“Io rifletterò su tutte le possibilità, nessuna esclusa, in cui eventualmente ritenga di poter dare il mio contributo per il miglior interesse dell’Italia europea”. Così Mario Monti, parlando a Che tempo che fa, ha risposto a Fabio Fazio che gli chiedeva se sia disponibile a tornare a palazzo Chigi in caso di pareggio elettorale o in caso di sostegno da parte di alcune forze. Il premier ha spiegato che il suo contributo sarebbe per una Italia in una Europa “che riesca ad affermarsi, competere e creare lavoro e avere maggiore giustizia sociale. Questo – ha aggiunto – è possibile solo superando le resistenze conservatrici e corporative molto visibili nella sinistra, nella destra e talora persino nel centro. Questa è la sfida per l’Italia”. “In che modo posso contribuire non lo so, rifletterò – ha ribadito Monti – sarà una decisione mia, ma terrò nella massima considerazione l’orientamento, le valutazioni e i consigli del Presidente Napolitano a cui tutti dobbiamo moltissimo”. 

Il presidente del Consiglio ha anche aggiunto di essere d’accordo con chi ritiene che un altro governo tecnico non farebbe bene al Paese: “Chi dice che un altro governo tecnico sarebbe un’altra sconfitta ha ragione – ha detto – speriamo non ci debba essere un altro governo tecnico”. “Il problema – ha aggiunto parlando della classe politica italiana – non è di chi guida il governo o di chi presiede la presidenza della Repubblica italiana, ma se si riesce in Italia a far evolvere una cultura dell’economia e della politica in modo molto diverso”.

Parole dure, invece, per la scuola e per le manifestazioni di protesta. Pur ritenendo legittimo il dissenso, il presidente del Consiglio ha parlato di proteste venate di corporativismo. “Gli studenti fanno bene a manifestare il loro dissenso e lo hanno fatto in modo civile – ha detto – ma “in alcune sfere del personale della scuola c’è grande conservatorismo ed indisponibilità a fare anche due ore in più alla settimana che avrebbero permesso di aumentare la produttività.
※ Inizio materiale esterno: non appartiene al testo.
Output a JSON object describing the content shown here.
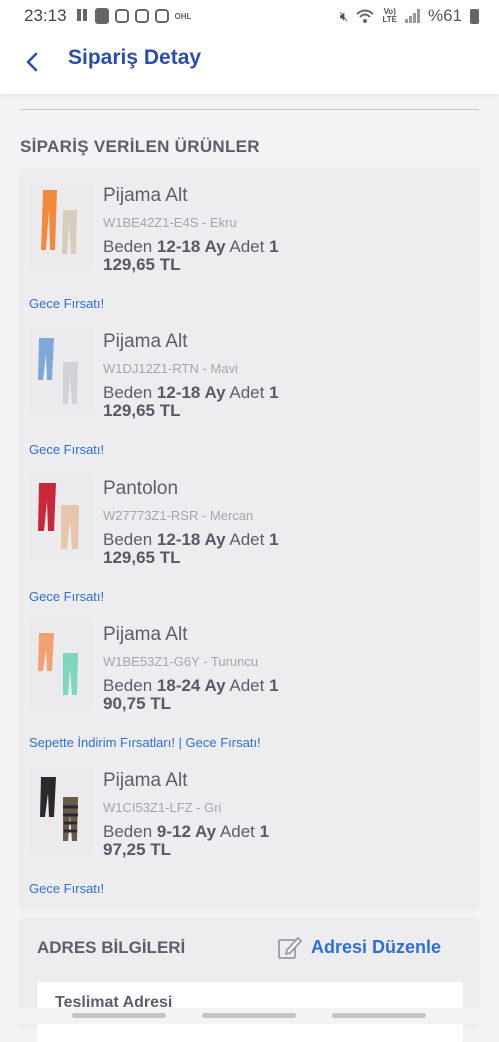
{
  "status_bar": {
    "time": "23:13",
    "battery_text": "%61",
    "network_label_top": "Vo)",
    "network_label_bottom": "LTE",
    "app_badge": "OHL"
  },
  "header": {
    "title": "Sipariş Detay"
  },
  "section_title": "SİPARİŞ VERİLEN ÜRÜNLER",
  "products": [
    {
      "name": "Pijama Alt",
      "sku": "W1BE42Z1-E4S - Ekru",
      "size_label": "Beden",
      "size": "12-18 Ay",
      "qty_label": "Adet",
      "qty": "1",
      "price": "129,65 TL",
      "campaign": "Gece Fırsatı!"
    },
    {
      "name": "Pijama Alt",
      "sku": "W1DJ12Z1-RTN - Mavi",
      "size_label": "Beden",
      "size": "12-18 Ay",
      "qty_label": "Adet",
      "qty": "1",
      "price": "129,65 TL",
      "campaign": "Gece Fırsatı!"
    },
    {
      "name": "Pantolon",
      "sku": "W27773Z1-RSR - Mercan",
      "size_label": "Beden",
      "size": "12-18 Ay",
      "qty_label": "Adet",
      "qty": "1",
      "price": "129,65 TL",
      "campaign": "Gece Fırsatı!"
    },
    {
      "name": "Pijama Alt",
      "sku": "W1BE53Z1-G6Y - Turuncu",
      "size_label": "Beden",
      "size": "18-24 Ay",
      "qty_label": "Adet",
      "qty": "1",
      "price": "90,75 TL",
      "campaign": "Sepette İndirim Fırsatları! | Gece Fırsatı!"
    },
    {
      "name": "Pijama Alt",
      "sku": "W1CI53Z1-LFZ - Gri",
      "size_label": "Beden",
      "size": "9-12 Ay",
      "qty_label": "Adet",
      "qty": "1",
      "price": "97,25 TL",
      "campaign": "Gece Fırsatı!"
    }
  ],
  "address": {
    "title": "ADRES BİLGİLERİ",
    "edit_label": "Adresi Düzenle",
    "delivery_title": "Teslimat Adresi"
  },
  "colors": {
    "accent": "#2b4fa8",
    "link": "#2e6fd6"
  },
  "product_images": [
    {
      "icon": "pants-orange-beige-icon",
      "c1": "#f28a3c",
      "c2": "#d6cdbd"
    },
    {
      "icon": "pants-blue-grey-icon",
      "c1": "#7ea9d6",
      "c2": "#cfd3d6"
    },
    {
      "icon": "pants-red-beige-icon",
      "c1": "#c8283a",
      "c2": "#e6c7ab"
    },
    {
      "icon": "pants-orange-mint-icon",
      "c1": "#f5a070",
      "c2": "#7fd6c0"
    },
    {
      "icon": "pants-black-striped-icon",
      "c1": "#2a2a2e",
      "c2": "#6b5a4a"
    }
  ]
}
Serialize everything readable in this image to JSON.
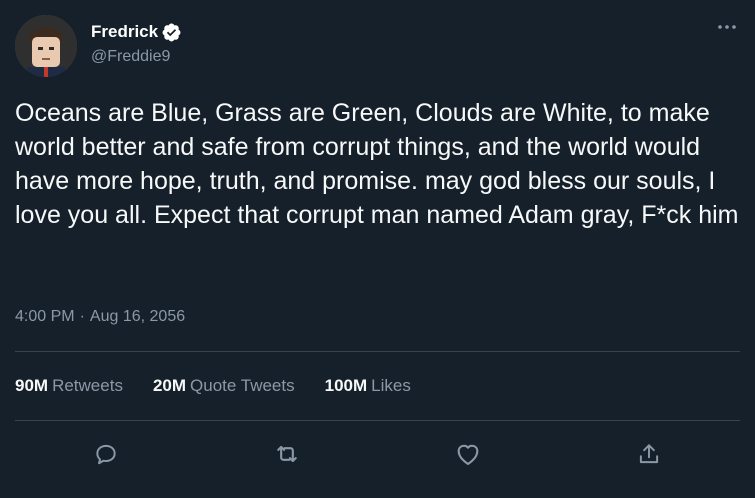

I corporativismi spesso usano anche i giovani per perpetuarsi”, ha concluso. Secondo Monti, “il problema della scuola e dell’università potrà esser risolto solo con gradualità. Si richiede migliore organizzazione di cultura, università, scuola e ricerca; e con il più qualificato rettore italiano al governo, il ministro Profumo, pensiamo di aver lavorato alla soluzione. Ma servono risorse: in passato sono state dilapidate”.

Quanto alla crisi che l’economia italiana ed europea stanno affrontando, il presidente del Consiglio si è detto fiducioso che il peggio sia passato: “E’ sempre difficile dirlo, ma credo sì, che il peggio sia passato” anche per le famiglie alle prese con la crisi.”Nel maggio scorso, l’Europa viveva una grandissima incertezza, non ho dubbi personalmente – ha ribadito poi il premier – che il peggio sia passato”. Monti ha spiegato che con le misure prese a livello europeo e con il calo dei tassi di interesse, “lo strangolamento dei singoli paesi si è allentato”. L’Europa ha dato prova di buon funzionamento, quanto “alla prova di funzionamento dell’Italia, posso avere le mie opinioni, ma non tocca a me valutare”.